The title was the top selling game for the console for an impressive 64 weeks, and is so fondly remembered that Activision co-founder and Pitfall! creator David Crane recently set out to fund its spiritual successor via Kickstarter. And at the 2011 Game Developers Conference, Crane took a moment to reflect on how his popular action title came to be.
During his classic postmortem, Crane explained that Pitfall! arose because he was growing weary of the types of games that were appearing on the Atari 2600. In the early '80s, the console boasted plenty of vehicular combat games, Pong-derivatives, and other simple titles, and Crane was looking to make something a bit more dynamic.
"I didn't want to make every game I did out of jets and airplanes and tanks and things. I really liked the idea of trying to get an animated character into a game... But every time I tried to figure out a game to make out of it, nothing came to mind," Crane said.

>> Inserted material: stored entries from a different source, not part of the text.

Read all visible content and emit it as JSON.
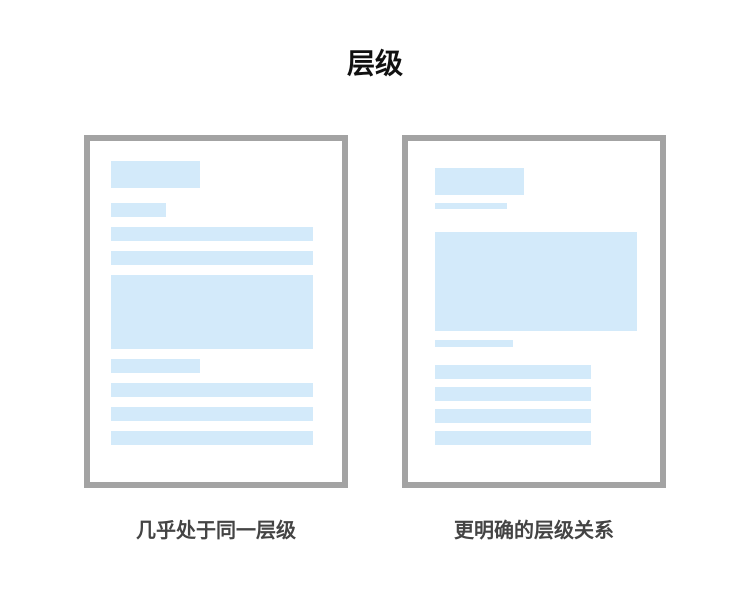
{
  "title": "层级",
  "panels": [
    {
      "caption": "几乎处于同一层级"
    },
    {
      "caption": "更明确的层级关系"
    }
  ],
  "colors": {
    "frame_border": "#a3a3a3",
    "placeholder_block": "#d3eafa",
    "title_text": "#111111",
    "caption_text": "#444444"
  }
}
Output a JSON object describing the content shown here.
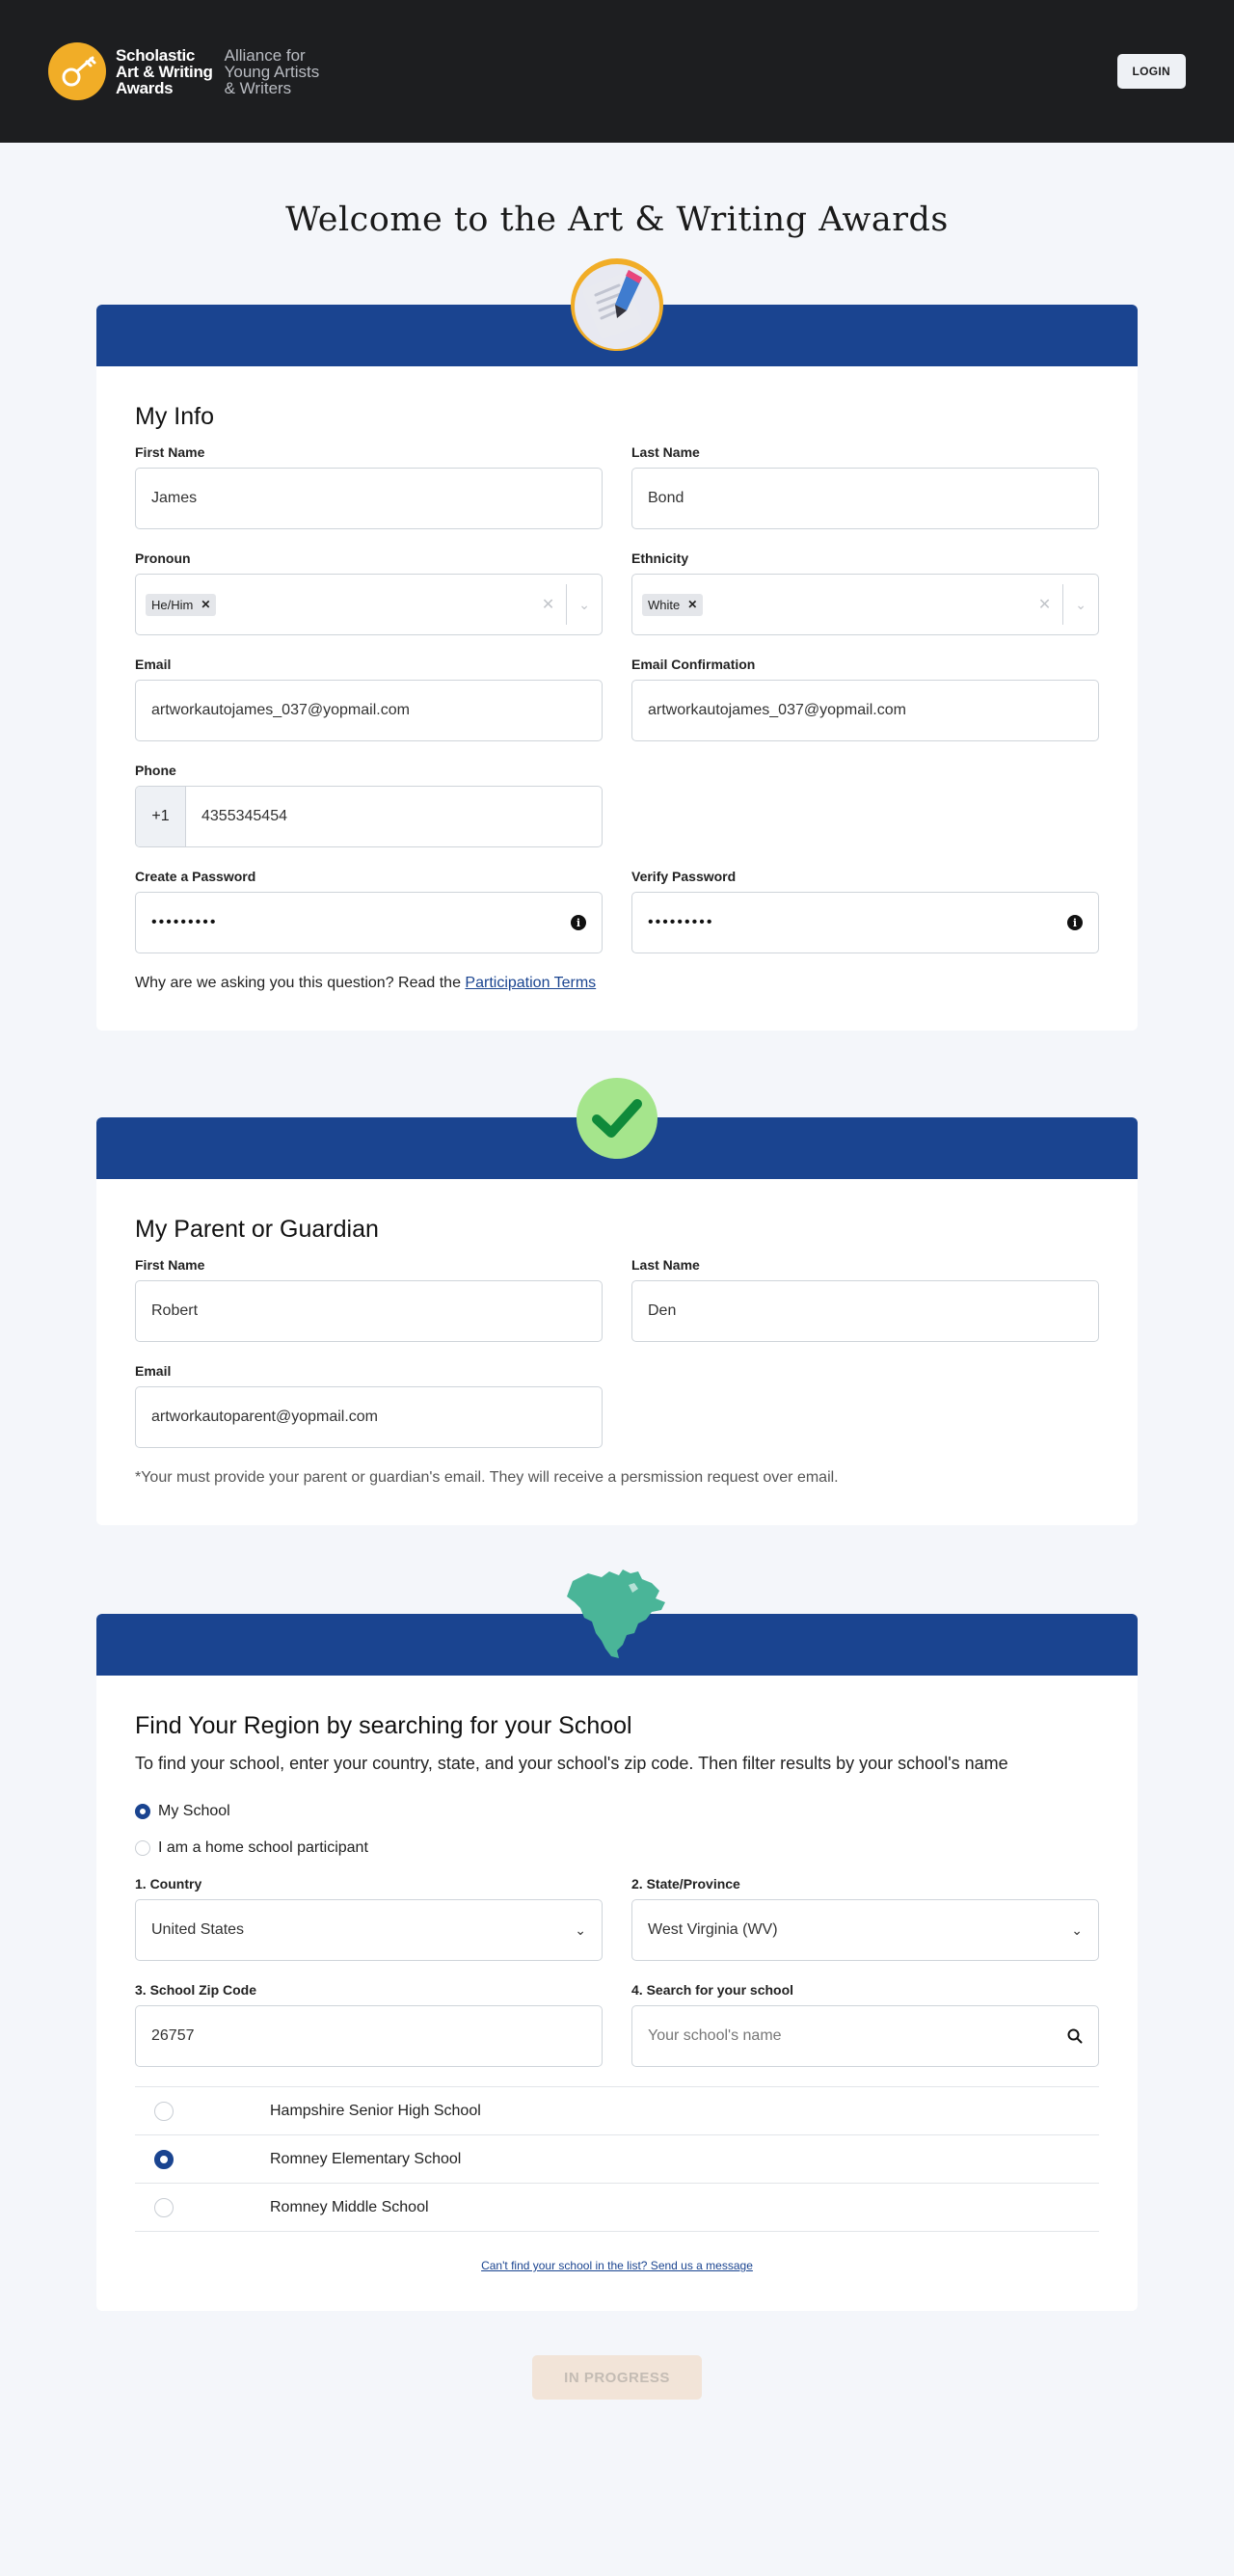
{
  "header": {
    "logo_line1": "Scholastic",
    "logo_line2": "Art & Writing",
    "logo_line3": "Awards",
    "alliance_line1": "Alliance for",
    "alliance_line2": "Young Artists",
    "alliance_line3": "& Writers",
    "login_label": "LOGIN"
  },
  "page_title": "Welcome to the Art & Writing Awards",
  "my_info": {
    "heading": "My Info",
    "first_name_label": "First Name",
    "first_name_value": "James",
    "last_name_label": "Last Name",
    "last_name_value": "Bond",
    "pronoun_label": "Pronoun",
    "pronoun_tag": "He/Him",
    "ethnicity_label": "Ethnicity",
    "ethnicity_tag": "White",
    "email_label": "Email",
    "email_value": "artworkautojames_037@yopmail.com",
    "email_confirm_label": "Email Confirmation",
    "email_confirm_value": "artworkautojames_037@yopmail.com",
    "phone_label": "Phone",
    "phone_country_code": "+1",
    "phone_value": "4355345454",
    "password_label": "Create a Password",
    "password_value": "•••••••••",
    "verify_password_label": "Verify Password",
    "verify_password_value": "•••••••••",
    "why_text": "Why are we asking you this question? Read the",
    "terms_link": "Participation Terms"
  },
  "guardian": {
    "heading": "My Parent or Guardian",
    "first_name_label": "First Name",
    "first_name_value": "Robert",
    "last_name_label": "Last Name",
    "last_name_value": "Den",
    "email_label": "Email",
    "email_value": "artworkautoparent@yopmail.com",
    "note": "*Your must provide your parent or guardian's email. They will receive a persmission request over email."
  },
  "region": {
    "heading": "Find Your Region by searching for your School",
    "description": "To find your school, enter your country, state, and your school's zip code. Then filter results by your school's name",
    "option_school": "My School",
    "option_home": "I am a home school participant",
    "selected_option": "My School",
    "country_label": "1. Country",
    "country_value": "United States",
    "state_label": "2. State/Province",
    "state_value": "West Virginia (WV)",
    "zip_label": "3. School Zip Code",
    "zip_value": "26757",
    "search_label": "4. Search for your school",
    "search_placeholder": "Your school's name",
    "schools": [
      {
        "name": "Hampshire Senior High School",
        "selected": false
      },
      {
        "name": "Romney Elementary School",
        "selected": true
      },
      {
        "name": "Romney Middle School",
        "selected": false
      }
    ],
    "help_link": "Can't find your school in the list? Send us a message"
  },
  "submit_label": "IN PROGRESS",
  "colors": {
    "brand_blue": "#1a4490",
    "header_bg": "#1d1e20",
    "logo_orange": "#f1ad27",
    "check_green": "#a5e58c",
    "map_teal": "#4ab598"
  }
}
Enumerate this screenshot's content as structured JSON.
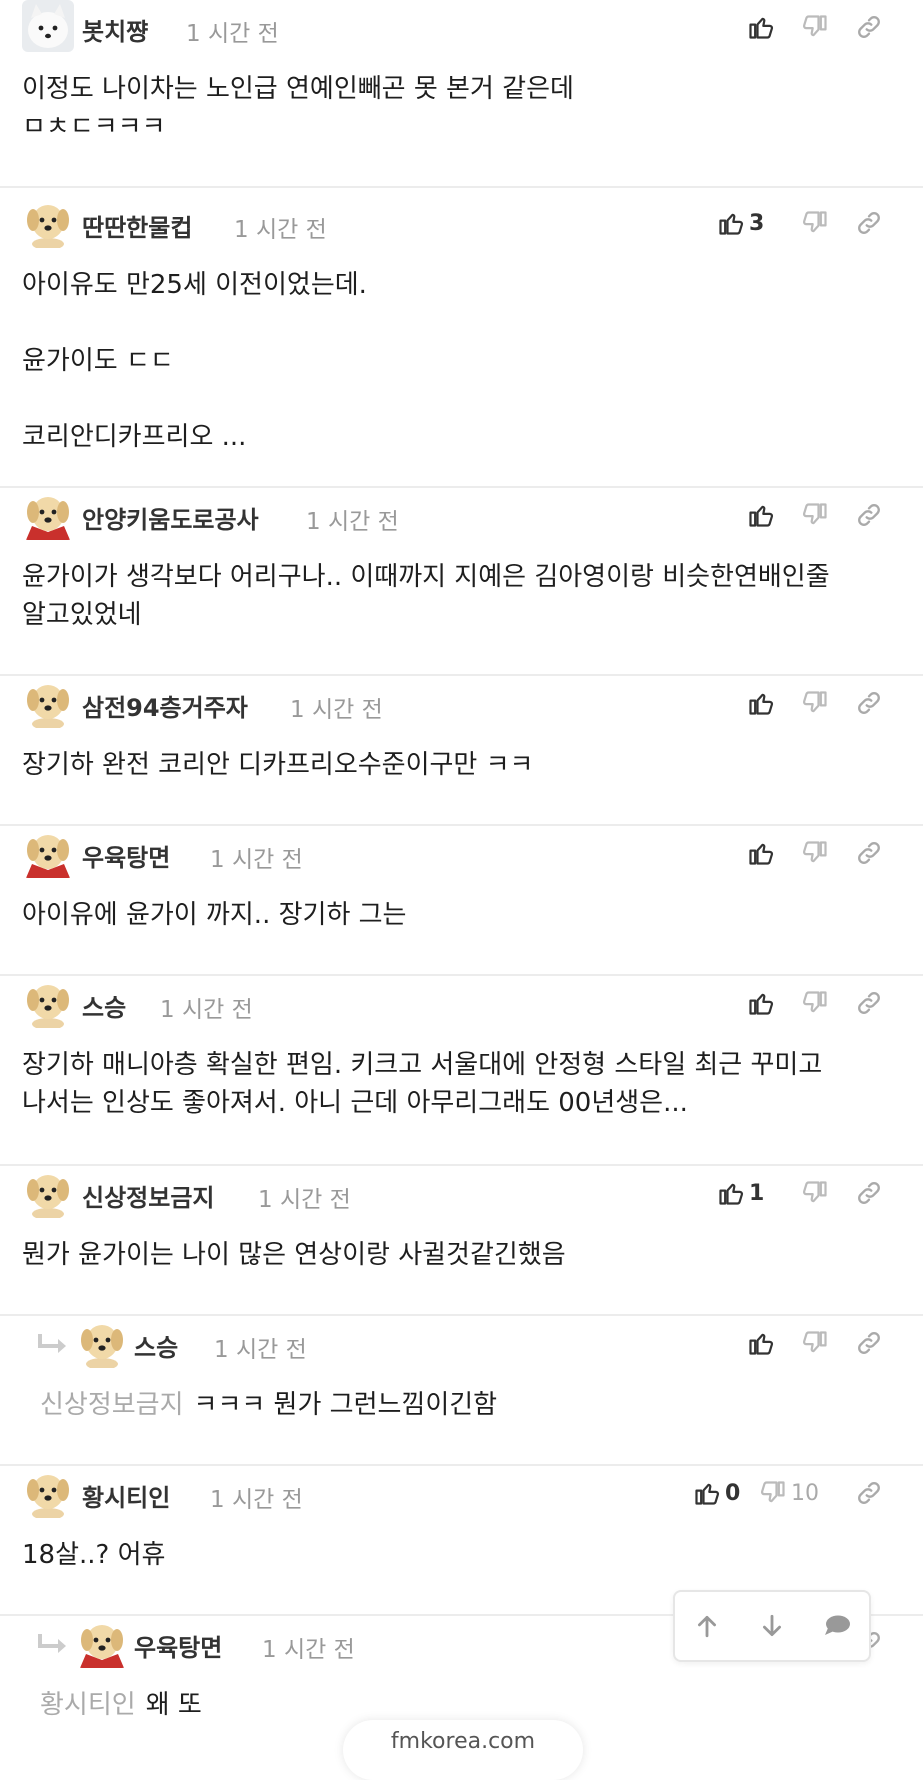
{
  "colors": {
    "text": "#1e1e1e",
    "meta": "#999999",
    "divider": "#ececec",
    "mention": "#aaaaaa"
  },
  "comments": [
    {
      "avatar": "white-dog-avatar",
      "nick": "봇치쨩",
      "time": "1 시간 전",
      "like": "",
      "dislike": "",
      "text": "이정도 나이차는 노인급 연예인빼곤 못 본거 같은데\nㅁㅊㄷㅋㅋㅋ"
    },
    {
      "avatar": "puppy-avatar",
      "nick": "딴딴한물컵",
      "time": "1 시간 전",
      "like": "3",
      "dislike": "",
      "text": "아이유도 만25세 이전이었는데.\n\n윤가이도 ㄷㄷ\n\n코리안디카프리오 ..."
    },
    {
      "avatar": "puppy-red-avatar",
      "nick": "안양키움도로공사",
      "time": "1 시간 전",
      "like": "",
      "dislike": "",
      "text": "윤가이가 생각보다 어리구나.. 이때까지 지예은 김아영이랑 비슷한연배인줄 알고있었네"
    },
    {
      "avatar": "puppy-avatar",
      "nick": "삼전94층거주자",
      "time": "1 시간 전",
      "like": "",
      "dislike": "",
      "text": "장기하 완전 코리안 디카프리오수준이구만 ㅋㅋ"
    },
    {
      "avatar": "puppy-red-avatar",
      "nick": "우육탕면",
      "time": "1 시간 전",
      "like": "",
      "dislike": "",
      "text": "아이유에 윤가이 까지.. 장기하 그는"
    },
    {
      "avatar": "puppy-avatar",
      "nick": "스승",
      "time": "1 시간 전",
      "like": "",
      "dislike": "",
      "text": "장기하 매니아층 확실한 편임. 키크고 서울대에 안정형 스타일 최근 꾸미고 나서는 인상도 좋아져서. 아니 근데 아무리그래도 00년생은..."
    },
    {
      "avatar": "puppy-avatar",
      "nick": "신상정보금지",
      "time": "1 시간 전",
      "like": "1",
      "dislike": "",
      "text": "뭔가 윤가이는 나이 많은 연상이랑 사귈것같긴했음"
    },
    {
      "avatar": "puppy-avatar",
      "nick": "스승",
      "time": "1 시간 전",
      "like": "",
      "dislike": "",
      "mention": "신상정보금지",
      "text": "ㅋㅋㅋ 뭔가 그런느낌이긴함",
      "reply": true
    },
    {
      "avatar": "puppy-avatar",
      "nick": "황시티인",
      "time": "1 시간 전",
      "like": "0",
      "dislike": "10",
      "text": "18살..? 어휴"
    },
    {
      "avatar": "puppy-red-avatar",
      "nick": "우육탕면",
      "time": "1 시간 전",
      "like": "",
      "dislike": "",
      "mention": "황시티인",
      "text": "왜 또",
      "reply": true
    }
  ],
  "bottom_pill": {
    "label": "fmkorea.com"
  }
}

"So I sat down with a blank sheet of paper and I drew a little running man, looked at it, and said, 'Well, he's running, so let's give him a path to run on... let's put the path through a jungle... In literally 10 minutes, or 15 minutes max, I had the design document. That's it!"
With the simple design document in hand, Crane says it then took about 1,000 hours of programming to bring Pitfall! to life.